After weeks of training and rehearsals, students from Chautauqua’s School of Dance take the stage to showcase their talents and hard work.
“It gives the opportunity to students to perform on stage and learn the choreography, work with the great choreographers, and be able to express onstage what they are learning in the class,” said Sarkis Kaltakhtchian, School of Dance guest faculty and artistic and education director at the University of Hartford’s Hartt School of Music. “It’s that balance of keeping your technique in the classwork and being able to perform it. That’s what makes you professional dancers.”
At 2:30 p.m. Sunday, July 17, in the Amphitheater, the young dancers will present Student Gala I; the second gala is set for Aug. 14.
The gala will feature both the Festival Division students, ages 13 to 16, and the Pre-Professional Division students, ages 16 to 21.
Kaltakhtchian said the gala is a chance for Chautauquans to see “how much (the students) learn, how much they improve, and in such a short time,” noting that Festival dancers train at the School of Dance for six weeks, and Pre-Professional dancers train for seven.
“It gives an opportunity to students to perform on stage and learn the choreography work with the great choreographers,” Kaltakhtchian said.
The performance will include work by Kaltakhtchian, as well as new work by guest choreographer My’Kal Stromile of Boston Ballet.
“I’ve definitely been trying to push myself choreographically and then, in turn, pushing the dancers in a way that stretches their own limits. It kind of makes all of us question: ‘Is this ballet?’ ” Stromile said. “I find that to be one of the most interesting things about the art form in general because it’s a living, breathing, art form. Dance isn’t an art piece where you put it up on a wall and it’s there and exists. This art form exists because living, breathing bodies do it. It’s up to us to kind of stretch the idea of what dance and what ballet is.”
Stromile choreographed “Baile de la Gente,” which is set to Spanish Renaissance music from the 14th and 15th centuries; Sunday’s performance is the piece’s premiere.
“This piece is more classical, but it starts in one place, and as the piece shifts, you start to see more and more extreme uses of the body,” Stromile said. “It starts off in this very placed, held, elegant (way) … and then as the piece keeps going, it deviates from it a little bit. We kind of turn ballet on its side for moments … where it shifts and (the dancers are) pushing themselves in their own physicality.”

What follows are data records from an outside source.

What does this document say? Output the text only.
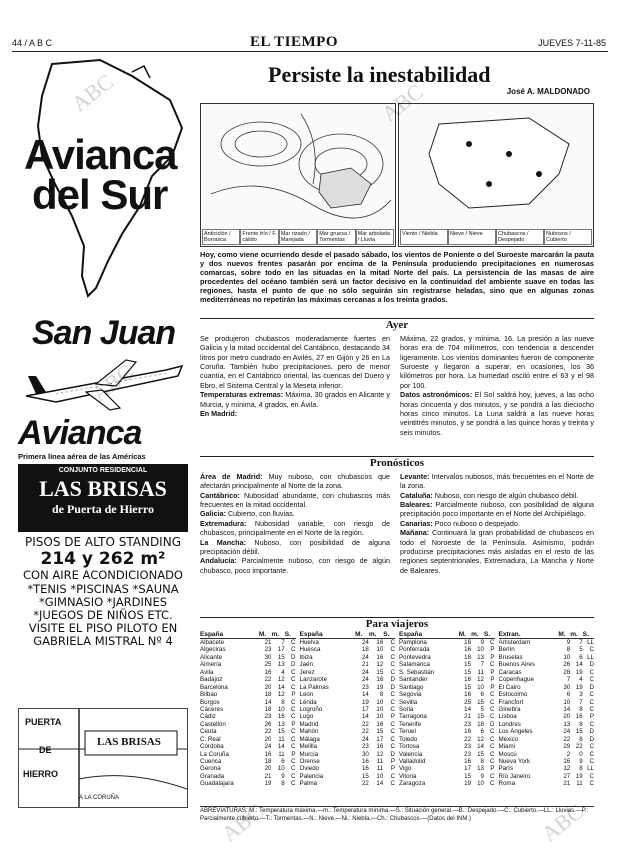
44 / A B C	EL TIEMPO	JUEVES 7-11-85
Avianca
del Sur
San Juan
Avianca
Primera línea aérea de las Américas
CONJUNTO RESIDENCIAL
LAS BRISAS
de Puerta de Hierro
PISOS DE ALTO STANDING
214 y 262 m²
CON AIRE ACONDICIONADO
*TENIS *PISCINAS *SAUNA
*GIMNASIO *JARDINES
*JUEGOS DE NIÑOS ETC.
VISITE EL PISO PILOTO EN
GABRIELA MISTRAL Nº 4
PUERTA
DE
HIERRO
LAS BRISAS
A LA CORUÑA
Persiste la inestabilidad
José A. MALDONADO
Anticiclón / Borrasca
Frente frío / F. cálido
Mar rizado / Marejada
Mar gruesa / Tormentas
Mar arbolada / Lluvia
Viento / Niebla	Nieve / Nieve	Chubascos / Despejado
Nubosos / Cubierto
Hoy, como viene ocurriendo desde el pasado sábado, los vientos de Poniente o del Suroeste marcarán la pauta y dos nuevos frentes pasarán por encima de la Península produciendo precipitaciones en numerosas comarcas, sobre todo en las situadas en la mitad Norte del país. La persistencia de las masas de aire procedentes del océano también será un factor decisivo en la continuidad del ambiente suave en todas las regiones, hasta el punto de que no sólo seguirán sin registrarse heladas, sino que en algunas zonas mediterráneas no repetirán las máximas cercanas a los treinta grados.
Ayer
Se produjeron chubascos moderadamente fuertes en Galicia y la mitad occidental del Cantábrico, destacando 34 litros por metro cuadrado en Avilés, 27 en Gijón y 26 en La Coruña. También hubo precipitaciones, pero de menor cuantía, en el Cantábrico oriental, las cuencas del Duero y Ebro, el Sistema Central y la Meseta inferior.
Temperaturas extremas: Máxima, 30 grados en Alicante y Murcia, y mínima, 4 grados, en Ávila.
En Madrid:
Máxima, 22 grados, y mínima, 16. La presión a las nueve horas era de 704 milímetros, con tendencia a descender ligeramente. Los vientos dominantes fueron de componente Suroeste y llegaron a superar, en ocasiones, los 36 kilómetros por hora. La humedad osciló entre el 63 y el 98 por 100.
Datos astronómicos: El Sol saldrá hoy, jueves, a las ocho horas cincuenta y dos minutos, y se pondrá a las dieciocho horas cinco minutos. La Luna saldrá a las nueve horas veintitrés minutos, y se pondrá a las quince horas y treinta y seis minutos.
Pronósticos
Área de Madrid: Muy nuboso, con chubascos que afectarán principalmente al Norte de la zona.
Cantábrico: Nubosidad abundante, con chubascos más frecuentes en la mitad occidental.
Galicia: Cubierto, con lluvias.
Extremadura: Nubosidad variable, con riesgo de chubascos, principalmente en el Norte de la región.
La Mancha: Nuboso, con posibilidad de alguna precipitación débil.
Andalucía: Parcialmente nuboso, con riesgo de algún chubasco, poco importante.
Levante: Intervalos nubosos, más frecuentes en el Norte de la zona.
Cataluña: Nuboso, con riesgo de algún chubasco débil.
Baleares: Parcialmente nuboso, con posibilidad de alguna precipitación poco importante en el Norte del Archipiélago.
Canarias: Poco nuboso o despejado.
Mañana: Continuará la gran probabilidad de chubascos en todo el Noroeste de la Península. Asimismo, podrán producirse precipitaciones más aisladas en el resto de las regiones septentrionales, Extremadura, La Mancha y Norte de Baleares.
Para viajeros
España	M.	m.	S.
Albacete	21	7	C
Algeciras	23	17	C
Alicante	30	15	D
Almería	25	13	D
Ávila	16	4	C
Badajoz	22	12	C
Barcelona	20	14	C
Bilbao	18	12	P
Burgos	14	8	C
Cáceres	18	10	C
Cádiz	23	16	C
Castellón	26	13	P
Ceuta	22	15	C
C. Real	20	11	C
Córdoba	24	14	C
La Coruña	16	11	P
Cuenca	18	6	C
Gerona	20	10	C
Granada	21	9	C
Guadalajara	19	8	C
España	M.	m.	S.
Huelva	24	16	C
Huesca	18	10	C
Ibiza	24	16	C
Jaén	21	12	C
Jerez	24	15	C
Lanzarote	24	16	D
La Palmas	23	19	D
León	14	8	C
Lérida	19	10	C
Logroño	17	10	C
Lugo	14	10	P
Madrid	22	16	C
Mahón	22	15	C
Málaga	24	17	C
Melilla	23	16	C
Murcia	30	12	D
Orense	16	11	P
Oviedo	16	11	P
Palencia	15	10	C
Palma	22	14	C
España	M.	m.	S.
Pamplona	16	9	C
Ponferrada	16	10	P
Pontevedra	18	13	P
Salamanca	15	7	C
S. Sebastián	15	11	P
Santander	16	12	P
Santiago	15	10	P
Segovia	16	6	C
Sevilla	25	15	C
Soria	14	5	C
Tarragona	21	15	C
Tenerife	23	18	D
Teruel	16	6	C
Toledo	22	12	C
Tortosa	23	14	C
Valencia	23	15	C
Valladolid	16	8	C
Vigo	17	13	P
Vitoria	15	9	C
Zaragoza	19	10	C
Extran.	M.	m.	S.
Amsterdam	9	7	LL
Berlín	8	5	C
Bruselas	10	6	LL
Buenos Aires	26	14	D
Caracas	28	19	C
Copenhague	7	4	C
El Cairo	30	19	D
Estocolmo	6	3	C
Francfort	10	7	C
Ginebra	14	8	C
Lisboa	20	16	P
Londres	13	8	C
Los Ángeles	24	15	D
México	22	8	D
Miami	29	22	C
Moscú	2	0	C
Nueva York	16	9	C
París	12	8	LL
Río Janeiro	27	19	C
Roma	21	11	C
ABREVIATURAS: M.: Temperatura máxima.—m.: Temperatura mínima.—S.: Situación general.—B.: Despejado.—C.: Cubierto.—LL.: Lluvias.—P.: Parcialmente cubierto.—T.: Tormentas.—N.: Nieve.—Ni.: Niebla.—Ch.: Chubascos.—(Datos del INM.)
ABC	ABC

Along with the premiere of “Baile de la Gente,” Kaltakhtchian choreographed two pieces: one for Festival dancers and one for the Pre-Professional dancers. The character piece, choreographed for the Festival dancers, is set to Hungarian dance music by Johannes Brahms. The ballet piece, choreographed for the Pre-Professional dancers, is set to music from Masquerade Suite by Aram Khachaturian.

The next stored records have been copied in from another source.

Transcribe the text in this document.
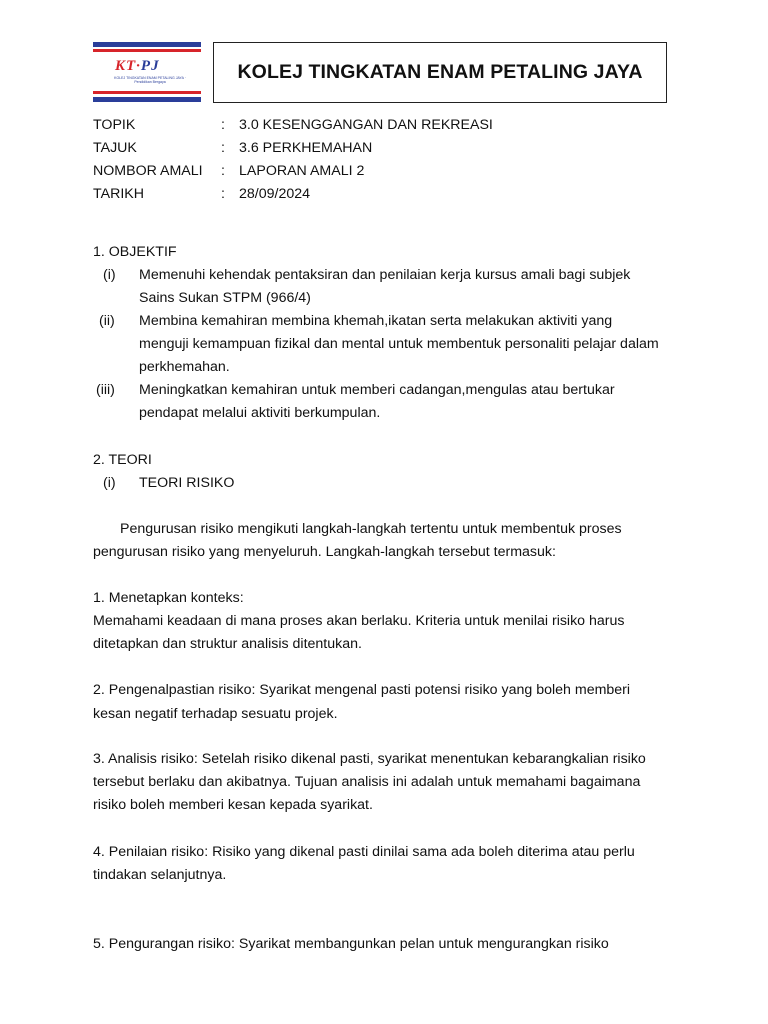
KT·PJ
KOLEJ TINGKATAN ENAM PETALING JAYA · Pendidikan Bergaya	KOLEJ TINGKATAN ENAM PETALING JAYA
TOPIK	: 3.0 KESENGGANGAN DAN REKREASI
TAJUK	: 3.6 PERKHEMAHAN
NOMBOR AMALI : LAPORAN AMALI 2
TARIKH	: 28/09/2024
1. OBJEKTIF
(i) Memenuhi kehendak pentaksiran dan penilaian kerja kursus amali bagi subjek
Sains Sukan STPM (966/4)
(ii) Membina kemahiran membina khemah,ikatan serta melakukan aktiviti yang
menguji kemampuan fizikal dan mental untuk membentuk personaliti pelajar dalam
perkhemahan.
(iii) Meningkatkan kemahiran untuk memberi cadangan,mengulas atau bertukar
pendapat melalui aktiviti berkumpulan.
2. TEORI
(i) TEORI RISIKO
Pengurusan risiko mengikuti langkah-langkah tertentu untuk membentuk proses
pengurusan risiko yang menyeluruh. Langkah-langkah tersebut termasuk:
1. Menetapkan konteks:
Memahami keadaan di mana proses akan berlaku. Kriteria untuk menilai risiko harus
ditetapkan dan struktur analisis ditentukan.
2. Pengenalpastian risiko: Syarikat mengenal pasti potensi risiko yang boleh memberi
kesan negatif terhadap sesuatu projek.
3. Analisis risiko: Setelah risiko dikenal pasti, syarikat menentukan kebarangkalian risiko
tersebut berlaku dan akibatnya. Tujuan analisis ini adalah untuk memahami bagaimana
risiko boleh memberi kesan kepada syarikat.
4. Penilaian risiko: Risiko yang dikenal pasti dinilai sama ada boleh diterima atau perlu
tindakan selanjutnya.
5. Pengurangan risiko: Syarikat membangunkan pelan untuk mengurangkan risiko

Stromile said the performance is unique to Chautauqua and features something for everyone.
“What excites me the most about the programming? Honestly, it’s going to be the variation. The variety that you’re going to get in the performance,” Stromile said. “… I think that as a viewer, especially for people who either it’s their first time at Chautauqua or first time really seeing dance, you are getting this buffet of exciting things to watch people do with their bodies.”
Stromile hopes with this variety, the audience will walk away reflecting on the pieces and their meanings.
“I feel like in the work that I make, there is a sense of social commentary or political commentary, but it’s never overt. It’s never literal. But it’s enough to where people can walk away from it and just at least have something to think about,” Stromile said. “… I really hope that at the end of this program as a whole, people will be able to do that for all the pieces and be able to have a conversation about it, and not just passively watch it, but actively watch it with a sense of curiosity.”
To Kaltakhtchian, the Chautauqua School of Dance summer intensive is unlike any other in the industry.
“In Chautauqua, it’s amazing — they see some of the best dancers in the world,” Kaltakhtchian said. “That changes your perspective about dance, that can change your lifestyle completely. (To go from), ‘Oh, I’m just doing this for fun,’ to ‘Oh, I really want to do this, and I want to become professional.’ ”
Students get to perform work that would not be available to them if they were not at Chautauqua, said Kaltakhtchian, as he listed faculty such as Patricia McBride, director of ballet studies and master teacher, and Jean-Pierre Bonnefoux, principal resident coach.
“Those are living legends in the dance world, and the students are so fortunate to be able to learn from them,” Kaltakhtchian said. “… It’s a very unique atmosphere in that sense. … And they make friends with different students that are here for different things, like musicians, actors in the theater. I think to become a complete artist, it’s the whole environment that’s extremely important.”
For Stromile, the environment at Chautauqua breeds creativity.
“I love creating when I’m surrounded by so much nature, because it just kind of gives me a different sense of inspiration,” Stromile said. “It gives you just another layer of humanity.”
Kaltakhtchian and Stromile said Sunday’s performance will be a showcase of talent and hardwork.
“You’ll see that they learn these ballets and they perform, and sometimes they look like a professional company (even though) they’re students,” Kaltakhtchian said.